Hal ketiga yang harus dilakukan adalah pengembangan puskesmas menjadi klinik 24 jam. Puskesmas mulai dibangun di era tahun 1969. Puskesmas didirikan di setiap kecamatan secara bertahap di seluruh Indonesia. Puskesmas hanya beroperasi pada jam kerja. Saat ini dana operasional puskesmas ditopang oleh dana BOK (Bantuan Operasional Kesehatan) dari dana APBN. Sedangkan gaji tenaga medis dari APBD. Pada hari libur Puskesmas tidak beroperasi. Layanan kesehatan satu kecamatan sangat tergantung pada puskesmas terutama yang jauh dari ibukota kabupaten. Beberapa di antara tenaga medis justru tidak tinggal di kecamatan tersebut. Hal ini sangat membatasi ketersediaan layanan kesehatan masyarakat. Sedangkan pihak swasta tidak berminat untuk membuka jasa layanan kesehatan di daerah mengingat sulitnya untuk berorientasi profit di daerah. Kini sudah 50 tahun berlalu sejak awal pendirian Puskesmas pertama. Sudah waktunya dilakukan pengkajian dan reorientasi layanan kesehatan masyarakat daerah dari orientasi jam kerja menjadi orientasi 24 jam. Sudah waktunya puskesmas ditingkatkan layanannya menjadi Klinik 24 jam. Sebagai klinik maka pelayanan bisa 24 jam dan melayani rawat inap. Tentu peningkatan Puskesmas menjadi klinik 24 jam ini akan sangat membantu masyarakat yang sakit tidak memandang tempat dan waktu. Ada kalanya penyakit justru datang pada hari libur atau tengah malam yang tentunya akan terlayani apabila puskesmas sudah ditingkatkan menjadi klinik 24 jam. Mengenai dana operasional tentunya dana BOK harus ditingkatkan jumlahnya. Di samping dukungan program BPJS kesehatan.

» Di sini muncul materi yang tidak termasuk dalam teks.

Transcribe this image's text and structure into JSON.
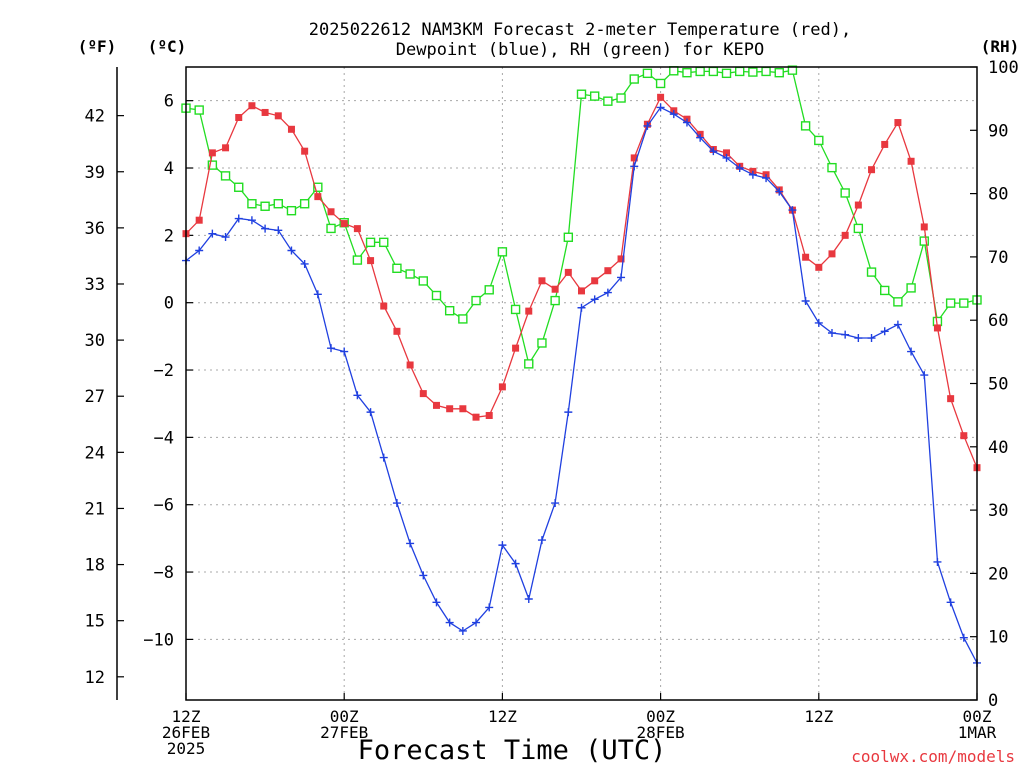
{
  "chart_data": {
    "type": "line",
    "title_lines": [
      "2025022612 NAM3KM Forecast 2-meter Temperature (red),",
      "Dewpoint (blue), RH (green) for KEPO"
    ],
    "xlabel": "Forecast Time (UTC)",
    "credit": "coolwx.com/models",
    "units": {
      "fahrenheit": "(ºF)",
      "celsius": "(ºC)",
      "rh": "(RH)"
    },
    "x_range_hours": [
      0,
      36
    ],
    "x_ticks": [
      {
        "hour": 0,
        "lines": [
          "12Z",
          "26FEB",
          "2025"
        ]
      },
      {
        "hour": 7.2,
        "lines": [
          "00Z",
          "27FEB"
        ]
      },
      {
        "hour": 14.4,
        "lines": [
          "12Z"
        ]
      },
      {
        "hour": 21.6,
        "lines": [
          "00Z",
          "28FEB"
        ]
      },
      {
        "hour": 28.8,
        "lines": [
          "12Z"
        ]
      },
      {
        "hour": 36,
        "lines": [
          "00Z",
          "1MAR"
        ]
      }
    ],
    "celsius_axis": {
      "range": [
        -11.8,
        7.0
      ],
      "ticks": [
        "6",
        "4",
        "2",
        "0",
        "−2",
        "−4",
        "−6",
        "−8",
        "−10"
      ],
      "tick_values": [
        6,
        4,
        2,
        0,
        -2,
        -4,
        -6,
        -8,
        -10
      ]
    },
    "fahrenheit_axis": {
      "ticks": [
        "42",
        "39",
        "36",
        "33",
        "30",
        "27",
        "24",
        "21",
        "18",
        "15",
        "12"
      ],
      "tick_values": [
        42,
        39,
        36,
        33,
        30,
        27,
        24,
        21,
        18,
        15,
        12
      ]
    },
    "rh_axis": {
      "range": [
        0,
        100
      ],
      "ticks": [
        "100",
        "90",
        "80",
        "70",
        "60",
        "50",
        "40",
        "30",
        "20",
        "10",
        "0"
      ],
      "tick_values": [
        100,
        90,
        80,
        70,
        60,
        50,
        40,
        30,
        20,
        10,
        0
      ]
    },
    "grid": true,
    "series": [
      {
        "name": "Temperature",
        "color": "#e8383f",
        "marker": "square-filled",
        "axis": "celsius",
        "x": [
          0,
          0.6,
          1.2,
          1.8,
          2.4,
          3.0,
          3.6,
          4.2,
          4.8,
          5.4,
          6.0,
          6.6,
          7.2,
          7.8,
          8.4,
          9.0,
          9.6,
          10.2,
          10.8,
          11.4,
          12.0,
          12.6,
          13.2,
          13.8,
          14.4,
          15.0,
          15.6,
          16.2,
          16.8,
          17.4,
          18.0,
          18.6,
          19.2,
          19.8,
          20.4,
          21.0,
          21.6,
          22.2,
          22.8,
          23.4,
          24.0,
          24.6,
          25.2,
          25.8,
          26.4,
          27.0,
          27.6,
          28.2,
          28.8,
          29.4,
          30.0,
          30.6,
          31.2,
          31.8,
          32.4,
          33.0,
          33.6,
          34.2,
          34.8,
          35.4,
          36.0
        ],
        "y": [
          2.05,
          2.45,
          4.45,
          4.6,
          5.5,
          5.85,
          5.65,
          5.55,
          5.15,
          4.5,
          3.15,
          2.7,
          2.35,
          2.2,
          1.25,
          -0.1,
          -0.85,
          -1.85,
          -2.7,
          -3.05,
          -3.15,
          -3.15,
          -3.4,
          -3.35,
          -2.5,
          -1.35,
          -0.25,
          0.65,
          0.4,
          0.9,
          0.35,
          0.65,
          0.95,
          1.3,
          4.3,
          5.3,
          6.1,
          5.7,
          5.45,
          5.0,
          4.55,
          4.45,
          4.05,
          3.9,
          3.8,
          3.35,
          2.75,
          1.35,
          1.05,
          1.45,
          2.0,
          2.9,
          3.95,
          4.7,
          5.35,
          4.2,
          2.25,
          -0.75,
          -2.85,
          -3.95,
          -4.9
        ]
      },
      {
        "name": "Dewpoint",
        "color": "#2040e0",
        "marker": "plus",
        "axis": "celsius",
        "x": [
          0,
          0.6,
          1.2,
          1.8,
          2.4,
          3.0,
          3.6,
          4.2,
          4.8,
          5.4,
          6.0,
          6.6,
          7.2,
          7.8,
          8.4,
          9.0,
          9.6,
          10.2,
          10.8,
          11.4,
          12.0,
          12.6,
          13.2,
          13.8,
          14.4,
          15.0,
          15.6,
          16.2,
          16.8,
          17.4,
          18.0,
          18.6,
          19.2,
          19.8,
          20.4,
          21.0,
          21.6,
          22.2,
          22.8,
          23.4,
          24.0,
          24.6,
          25.2,
          25.8,
          26.4,
          27.0,
          27.6,
          28.2,
          28.8,
          29.4,
          30.0,
          30.6,
          31.2,
          31.8,
          32.4,
          33.0,
          33.6,
          34.2,
          34.8,
          35.4,
          36.0
        ],
        "y": [
          1.25,
          1.55,
          2.05,
          1.95,
          2.5,
          2.45,
          2.2,
          2.15,
          1.55,
          1.15,
          0.25,
          -1.35,
          -1.45,
          -2.75,
          -3.25,
          -4.6,
          -5.95,
          -7.15,
          -8.1,
          -8.9,
          -9.5,
          -9.75,
          -9.5,
          -9.05,
          -7.2,
          -7.75,
          -8.8,
          -7.05,
          -5.95,
          -3.25,
          -0.15,
          0.1,
          0.3,
          0.75,
          4.05,
          5.25,
          5.8,
          5.6,
          5.35,
          4.9,
          4.5,
          4.3,
          4.0,
          3.8,
          3.7,
          3.3,
          2.75,
          0.05,
          -0.6,
          -0.9,
          -0.95,
          -1.05,
          -1.05,
          -0.85,
          -0.65,
          -1.45,
          -2.15,
          -7.7,
          -8.9,
          -9.95,
          -10.7
        ]
      },
      {
        "name": "RH",
        "color": "#22dd22",
        "marker": "square-open",
        "axis": "rh",
        "x": [
          0,
          0.6,
          1.2,
          1.8,
          2.4,
          3.0,
          3.6,
          4.2,
          4.8,
          5.4,
          6.0,
          6.6,
          7.2,
          7.8,
          8.4,
          9.0,
          9.6,
          10.2,
          10.8,
          11.4,
          12.0,
          12.6,
          13.2,
          13.8,
          14.4,
          15.0,
          15.6,
          16.2,
          16.8,
          17.4,
          18.0,
          18.6,
          19.2,
          19.8,
          20.4,
          21.0,
          21.6,
          22.2,
          22.8,
          23.4,
          24.0,
          24.6,
          25.2,
          25.8,
          26.4,
          27.0,
          27.6,
          28.2,
          28.8,
          29.4,
          30.0,
          30.6,
          31.2,
          31.8,
          32.4,
          33.0,
          33.6,
          34.2,
          34.8,
          35.4,
          36.0
        ],
        "y": [
          93.5,
          93.2,
          84.5,
          82.8,
          81.0,
          78.4,
          78.0,
          78.4,
          77.3,
          78.4,
          81.0,
          74.5,
          75.4,
          69.5,
          72.3,
          72.3,
          68.2,
          67.3,
          66.2,
          63.9,
          61.5,
          60.2,
          63.1,
          64.8,
          70.8,
          61.7,
          53.1,
          56.4,
          63.1,
          73.1,
          95.7,
          95.4,
          94.6,
          95.1,
          98.1,
          99.0,
          97.4,
          99.4,
          99.1,
          99.3,
          99.3,
          99.0,
          99.3,
          99.2,
          99.3,
          99.1,
          99.5,
          90.7,
          88.4,
          84.1,
          80.1,
          74.5,
          67.6,
          64.7,
          62.9,
          65.1,
          72.5,
          59.8,
          62.7,
          62.7,
          63.2
        ]
      }
    ]
  }
}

Hal keempat yang harus dilaksanakan adalah penambahan RSUD. Di beberapa kabupaten memiliki kondisi geografis yang sangat tidak mendukung adanya RSUD tunggal di kabupaten. Kondisi geografis daerah tertentu membutuhkan waktu yang panjang untuk mencapai RSUD di ibukota kabupaten dari pedesaan. Sedangkan pasien yang dirujuk dari puskesmas ke RSUD bisa saja tidak bisa bertahan apabila waktu tempuh menuju RSUD tidak bisa cepat sampai. Oleh karena itu Kementerian Kesehatan harus melakukan pemetaan terhadap RSUD di mana kabupaten yang memiliki kondisi geografis yang sulit daya jangkaunya dari seluruh pelosok desa. Sehingga dimungkinkan untuk membangun RSUD baru sehingga dengan kondisi geografis yang sulit tersebut dengan adanya beberapa RSUD di kabupaten tersebut maka layanan kesehatan masyarakat di daerah bisa dimaksimalkan.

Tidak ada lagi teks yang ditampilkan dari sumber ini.